Is your food un-COOL?

With the continuing acrimony over contaminated or dangerous products coming from China, it's perhaps not surprising that Consumer Advocacy Groups are demanding more information for shoppers, such as country of origin labeling, or COOL. Not so fast. Industry players such as food processors, packers and grocery chains are resisting the requirement to provide this information - claiming that it would be 'onerous'.

An amazing 82% of U.S. shoppers want to know their food's country of origin, according to a survey released in March by the consumer advocacy group Food and Water Watch. And a Consumers Union survey in June found even stronger sentiment: 92% of respondents said imported-food labels should identify the country of origin.

This recent article in The Washington Post details the complex wrangling over several different bills, and the inconsistent application of COOL (e.g. fish vs. chicken vs. peanuts vs. produce).

Simultaneously, but independently, the Chinese authorities just announced a new mark, the CIQ mark, that will supposedly help consumers tell the difference between real and fake food.

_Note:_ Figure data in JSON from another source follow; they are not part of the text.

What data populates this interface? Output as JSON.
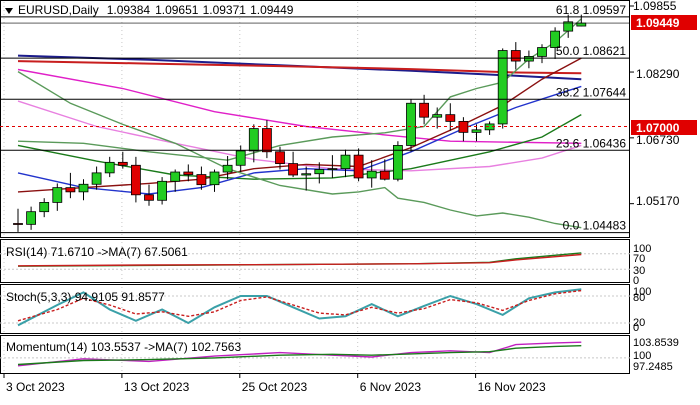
{
  "chart_data": [
    {
      "type": "candlestick",
      "symbol": "EURUSD",
      "timeframe": "Daily",
      "ohlc": [
        "1.09384",
        "1.09651",
        "1.09371",
        "1.09449"
      ],
      "current_price": "1.09449",
      "price_axis_labels": [
        "1.09855",
        "1.08290",
        "1.06730",
        "1.05170"
      ],
      "ylim": [
        1.0438,
        1.0995
      ],
      "x_tick_labels": [
        "3 Oct 2023",
        "13 Oct 2023",
        "25 Oct 2023",
        "6 Nov 2023",
        "16 Nov 2023"
      ],
      "fib_levels": [
        {
          "label": "61.8",
          "value": 1.09597
        },
        {
          "label": "50.0",
          "value": 1.08621
        },
        {
          "label": "38.2",
          "value": 1.07644
        },
        {
          "label": "23.6",
          "value": 1.06436
        },
        {
          "label": "0.0",
          "value": 1.04483
        }
      ],
      "marked_level": {
        "value": 1.07,
        "label": "1.07000",
        "color": "#e00000"
      },
      "candles": [
        [
          1.047,
          1.0505,
          1.045,
          1.0468
        ],
        [
          1.0468,
          1.051,
          1.0455,
          1.0498
        ],
        [
          1.0498,
          1.053,
          1.0485,
          1.052
        ],
        [
          1.052,
          1.0565,
          1.05,
          1.0555
        ],
        [
          1.0555,
          1.059,
          1.053,
          1.0545
        ],
        [
          1.0545,
          1.0575,
          1.0525,
          1.0563
        ],
        [
          1.0563,
          1.0605,
          1.055,
          1.059
        ],
        [
          1.059,
          1.0628,
          1.058,
          1.0615
        ],
        [
          1.0615,
          1.064,
          1.06,
          1.0608
        ],
        [
          1.0608,
          1.0628,
          1.052,
          1.0538
        ],
        [
          1.0538,
          1.0562,
          1.0512,
          1.0525
        ],
        [
          1.0525,
          1.058,
          1.0515,
          1.057
        ],
        [
          1.057,
          1.0598,
          1.0545,
          1.0592
        ],
        [
          1.0592,
          1.061,
          1.057,
          1.0586
        ],
        [
          1.0586,
          1.0605,
          1.055,
          1.0562
        ],
        [
          1.0562,
          1.0598,
          1.0545,
          1.0592
        ],
        [
          1.0592,
          1.063,
          1.0575,
          1.0608
        ],
        [
          1.0608,
          1.0655,
          1.0592,
          1.0642
        ],
        [
          1.0642,
          1.0705,
          1.0615,
          1.0695
        ],
        [
          1.0695,
          1.0715,
          1.0625,
          1.064
        ],
        [
          1.064,
          1.0652,
          1.0598,
          1.0612
        ],
        [
          1.0612,
          1.064,
          1.058,
          1.0585
        ],
        [
          1.0585,
          1.0605,
          1.0548,
          1.0588
        ],
        [
          1.0588,
          1.0615,
          1.0565,
          1.0598
        ],
        [
          1.0598,
          1.0632,
          1.0578,
          1.06
        ],
        [
          1.06,
          1.0645,
          1.058,
          1.0632
        ],
        [
          1.0632,
          1.0648,
          1.057,
          1.0578
        ],
        [
          1.0578,
          1.062,
          1.0555,
          1.0594
        ],
        [
          1.0594,
          1.0622,
          1.0572,
          1.0575
        ],
        [
          1.0575,
          1.0665,
          1.057,
          1.0655
        ],
        [
          1.0655,
          1.0765,
          1.064,
          1.0755
        ],
        [
          1.0755,
          1.0775,
          1.0705,
          1.0722
        ],
        [
          1.0722,
          1.0745,
          1.0695,
          1.0728
        ],
        [
          1.0728,
          1.0755,
          1.069,
          1.0712
        ],
        [
          1.0712,
          1.0722,
          1.0665,
          1.0686
        ],
        [
          1.0686,
          1.0705,
          1.0665,
          1.0692
        ],
        [
          1.0692,
          1.0712,
          1.068,
          1.0706
        ],
        [
          1.0706,
          1.0885,
          1.0695,
          1.088
        ],
        [
          1.088,
          1.09,
          1.0835,
          1.0855
        ],
        [
          1.0855,
          1.088,
          1.0838,
          1.0866
        ],
        [
          1.0866,
          1.0895,
          1.085,
          1.0887
        ],
        [
          1.0887,
          1.0935,
          1.086,
          1.0926
        ],
        [
          1.0926,
          1.0965,
          1.091,
          1.0948
        ],
        [
          1.0938,
          1.0965,
          1.0937,
          1.0945
        ]
      ],
      "overlay_lines": [
        {
          "color": "#1c1c8c",
          "values": [
            [
              0,
              1.0868
            ],
            [
              10,
              1.0858
            ],
            [
              20,
              1.0845
            ],
            [
              30,
              1.0832
            ],
            [
              38,
              1.082
            ],
            [
              43,
              1.0812
            ]
          ]
        },
        {
          "color": "#c81e1e",
          "values": [
            [
              0,
              1.0855
            ],
            [
              10,
              1.0849
            ],
            [
              20,
              1.0843
            ],
            [
              30,
              1.0836
            ],
            [
              38,
              1.0828
            ],
            [
              43,
              1.0826
            ]
          ]
        },
        {
          "color": "#e020c8",
          "values": [
            [
              0,
              1.0835
            ],
            [
              8,
              1.079
            ],
            [
              15,
              1.0735
            ],
            [
              22,
              1.07
            ],
            [
              28,
              1.068
            ],
            [
              33,
              1.0665
            ],
            [
              43,
              1.066
            ]
          ]
        },
        {
          "color": "#e880e0",
          "values": [
            [
              0,
              1.076
            ],
            [
              6,
              1.07
            ],
            [
              12,
              1.066
            ],
            [
              18,
              1.0622
            ],
            [
              24,
              1.06
            ],
            [
              30,
              1.0595
            ],
            [
              36,
              1.0605
            ],
            [
              40,
              1.0625
            ],
            [
              43,
              1.0655
            ]
          ]
        },
        {
          "color": "#1a7a1a",
          "values": [
            [
              0,
              1.0655
            ],
            [
              6,
              1.0618
            ],
            [
              12,
              1.0585
            ],
            [
              18,
              1.0575
            ],
            [
              24,
              1.0578
            ],
            [
              30,
              1.06
            ],
            [
              36,
              1.064
            ],
            [
              40,
              1.0675
            ],
            [
              43,
              1.0728
            ]
          ]
        },
        {
          "color": "#2233cc",
          "values": [
            [
              0,
              1.059
            ],
            [
              5,
              1.0555
            ],
            [
              10,
              1.054
            ],
            [
              14,
              1.0555
            ],
            [
              18,
              1.059
            ],
            [
              22,
              1.06
            ],
            [
              26,
              1.0595
            ],
            [
              30,
              1.064
            ],
            [
              34,
              1.0695
            ],
            [
              38,
              1.0745
            ],
            [
              41,
              1.0775
            ],
            [
              43,
              1.0795
            ]
          ]
        },
        {
          "color": "#8a1010",
          "values": [
            [
              0,
              1.0545
            ],
            [
              5,
              1.0555
            ],
            [
              10,
              1.0565
            ],
            [
              14,
              1.0575
            ],
            [
              18,
              1.06
            ],
            [
              22,
              1.061
            ],
            [
              26,
              1.0605
            ],
            [
              30,
              1.065
            ],
            [
              34,
              1.0705
            ],
            [
              37,
              1.075
            ],
            [
              40,
              1.0812
            ],
            [
              43,
              1.0862
            ]
          ]
        },
        {
          "color": "#5a9a5a",
          "values": [
            [
              0,
              1.083
            ],
            [
              4,
              1.0755
            ],
            [
              8,
              1.0705
            ],
            [
              12,
              1.066
            ],
            [
              16,
              1.06
            ],
            [
              20,
              1.056
            ],
            [
              24,
              1.054
            ],
            [
              26,
              1.0545
            ],
            [
              28,
              1.0555
            ],
            [
              29,
              1.053
            ],
            [
              31,
              1.052
            ],
            [
              33,
              1.0502
            ],
            [
              35,
              1.0488
            ],
            [
              37,
              1.0495
            ],
            [
              39,
              1.0485
            ],
            [
              41,
              1.047
            ],
            [
              43,
              1.046
            ]
          ]
        },
        {
          "color": "#5a9a5a",
          "values": [
            [
              0,
              1.0665
            ],
            [
              5,
              1.066
            ],
            [
              10,
              1.064
            ],
            [
              16,
              1.062
            ],
            [
              20,
              1.0655
            ],
            [
              24,
              1.0675
            ],
            [
              28,
              1.0685
            ],
            [
              31,
              1.07
            ],
            [
              33,
              1.077
            ],
            [
              35,
              1.079
            ],
            [
              37,
              1.0805
            ],
            [
              39,
              1.086
            ],
            [
              41,
              1.09
            ],
            [
              43,
              1.0955
            ]
          ]
        }
      ]
    },
    {
      "type": "line",
      "name": "RSI",
      "label": "RSI(14) 71.6710 ->MA(7) 67.5061",
      "axis_labels": [
        "100",
        "70",
        "30",
        "0"
      ],
      "ylim": [
        0,
        100
      ],
      "series": [
        {
          "color": "#1a7a1a",
          "values": [
            [
              0,
              38
            ],
            [
              10,
              40
            ],
            [
              20,
              42
            ],
            [
              30,
              44
            ],
            [
              36,
              48
            ],
            [
              38,
              57
            ],
            [
              43,
              72
            ]
          ]
        },
        {
          "color": "#c81e1e",
          "values": [
            [
              0,
              39
            ],
            [
              10,
              41
            ],
            [
              20,
              42
            ],
            [
              30,
              44
            ],
            [
              36,
              47
            ],
            [
              38,
              54
            ],
            [
              43,
              68
            ]
          ]
        }
      ]
    },
    {
      "type": "line",
      "name": "Stoch",
      "label": "Stoch(5,3,3) 94.9105 91.8577",
      "axis_labels": [
        "100",
        "80",
        "20",
        "0"
      ],
      "ylim": [
        0,
        100
      ],
      "series": [
        {
          "color": "#3aa0a8",
          "values": [
            [
              0,
              15
            ],
            [
              3,
              60
            ],
            [
              5,
              88
            ],
            [
              7,
              50
            ],
            [
              9,
              25
            ],
            [
              11,
              50
            ],
            [
              13,
              20
            ],
            [
              15,
              55
            ],
            [
              17,
              80
            ],
            [
              19,
              80
            ],
            [
              21,
              55
            ],
            [
              23,
              30
            ],
            [
              25,
              35
            ],
            [
              27,
              62
            ],
            [
              29,
              35
            ],
            [
              31,
              58
            ],
            [
              33,
              80
            ],
            [
              35,
              62
            ],
            [
              37,
              38
            ],
            [
              39,
              75
            ],
            [
              41,
              88
            ],
            [
              43,
              95
            ]
          ]
        },
        {
          "color": "#c81e1e",
          "values": [
            [
              0,
              25
            ],
            [
              3,
              50
            ],
            [
              5,
              75
            ],
            [
              7,
              60
            ],
            [
              9,
              40
            ],
            [
              11,
              45
            ],
            [
              13,
              35
            ],
            [
              15,
              45
            ],
            [
              17,
              70
            ],
            [
              19,
              78
            ],
            [
              21,
              60
            ],
            [
              23,
              42
            ],
            [
              25,
              38
            ],
            [
              27,
              55
            ],
            [
              29,
              42
            ],
            [
              31,
              52
            ],
            [
              33,
              72
            ],
            [
              35,
              65
            ],
            [
              37,
              48
            ],
            [
              39,
              70
            ],
            [
              41,
              85
            ],
            [
              43,
              92
            ]
          ]
        }
      ]
    },
    {
      "type": "line",
      "name": "Momentum",
      "label": "Momentum(14) 103.5537 ->MA(7) 102.7563",
      "axis_labels": [
        "103.8539",
        "100",
        "97.2485"
      ],
      "ylim": [
        96.8,
        104.5
      ],
      "series": [
        {
          "color": "#c020c0",
          "values": [
            [
              0,
              98.2
            ],
            [
              5,
              99.8
            ],
            [
              10,
              99.2
            ],
            [
              15,
              100.4
            ],
            [
              20,
              101.2
            ],
            [
              24,
              100.6
            ],
            [
              27,
              100.2
            ],
            [
              30,
              101.2
            ],
            [
              33,
              101.6
            ],
            [
              36,
              101.2
            ],
            [
              38,
              103.0
            ],
            [
              41,
              103.4
            ],
            [
              43,
              103.55
            ]
          ]
        },
        {
          "color": "#1a7a1a",
          "values": [
            [
              0,
              98.5
            ],
            [
              5,
              99.4
            ],
            [
              10,
              99.6
            ],
            [
              15,
              100.0
            ],
            [
              20,
              100.6
            ],
            [
              24,
              100.8
            ],
            [
              27,
              100.6
            ],
            [
              30,
              100.9
            ],
            [
              33,
              101.2
            ],
            [
              36,
              101.4
            ],
            [
              38,
              102.2
            ],
            [
              41,
              102.6
            ],
            [
              43,
              102.76
            ]
          ]
        }
      ]
    }
  ],
  "colors": {
    "bull_candle": "#22cc22",
    "bear_candle": "#e00000",
    "grid": "#c8c8c8",
    "axis_text": "#000000",
    "current_price_bg": "#e00000",
    "level_bg": "#e00000"
  },
  "icons": {
    "dropdown": "triangle-down-icon"
  }
}
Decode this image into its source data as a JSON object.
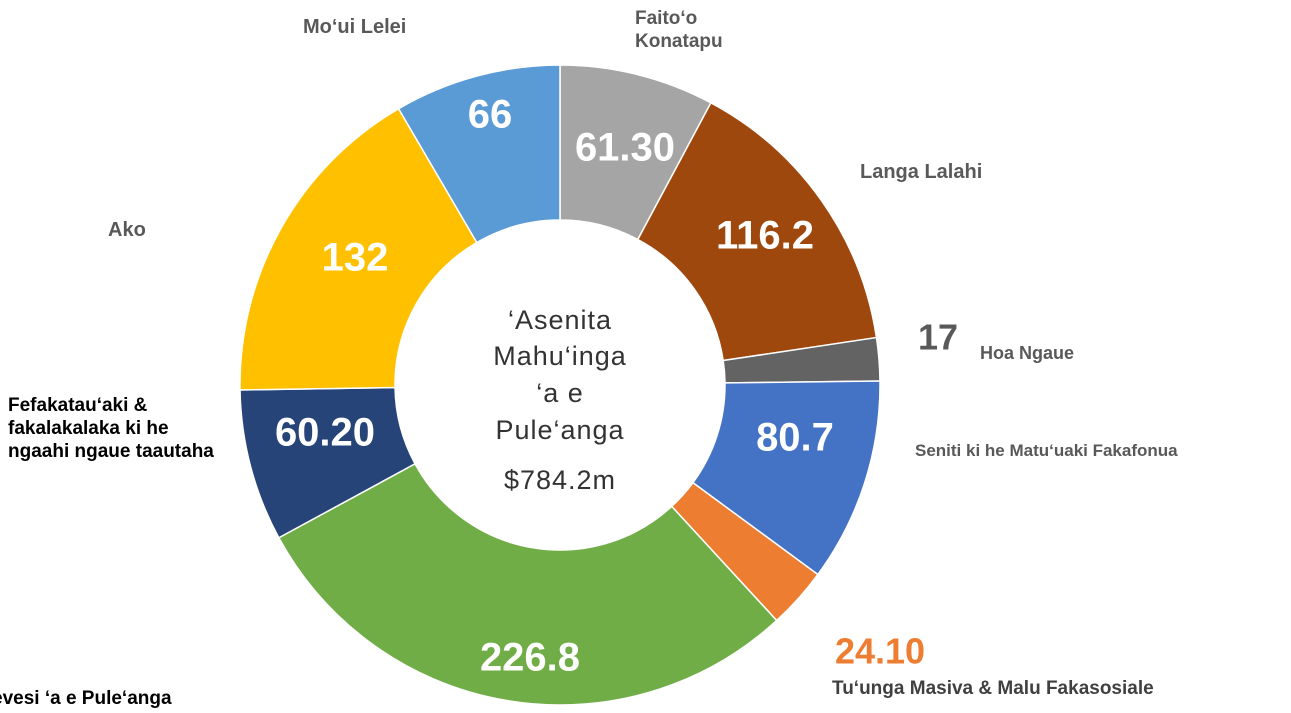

The "CIQ" mark, which stands for China Inspection and Quarantine, guarantees that products have passed quality tests, according to a regulation unveiled by the General Administration of Quality Supervision, Inspection and Quarantine (AQSIQ).

It's not yet clear to us what would prevent the counterfeiter simply copying this mark... watch this space!

Wednesday, August 08, 2007

Questionable Virginity

article in this week's New Yorker magazine by Tom Mueller digs into the widespread problem of Italian olive oil adulteration - and downright counterfeiting. Lamp oil masquerades as 'extra-virgin', hazelnut oil as olive. As the number of food contamination and adulteration instances increases, this one is particularly interesting - as it has been going on for years ... thousands of years, in fact.

Amphorae from 211AD show evidence of extensive anti-fraud measures: each was painted with the exact weight of oil it contained, along with the name of the farm where the olives were pressed, the merchant who shipped the oil, and the official who verified this information before shipment.

So it seems that ePedigree and food traceability is not a new thing. In fact, it looks like the ancient Romans took more steps to prevent fraud that the Italians do today.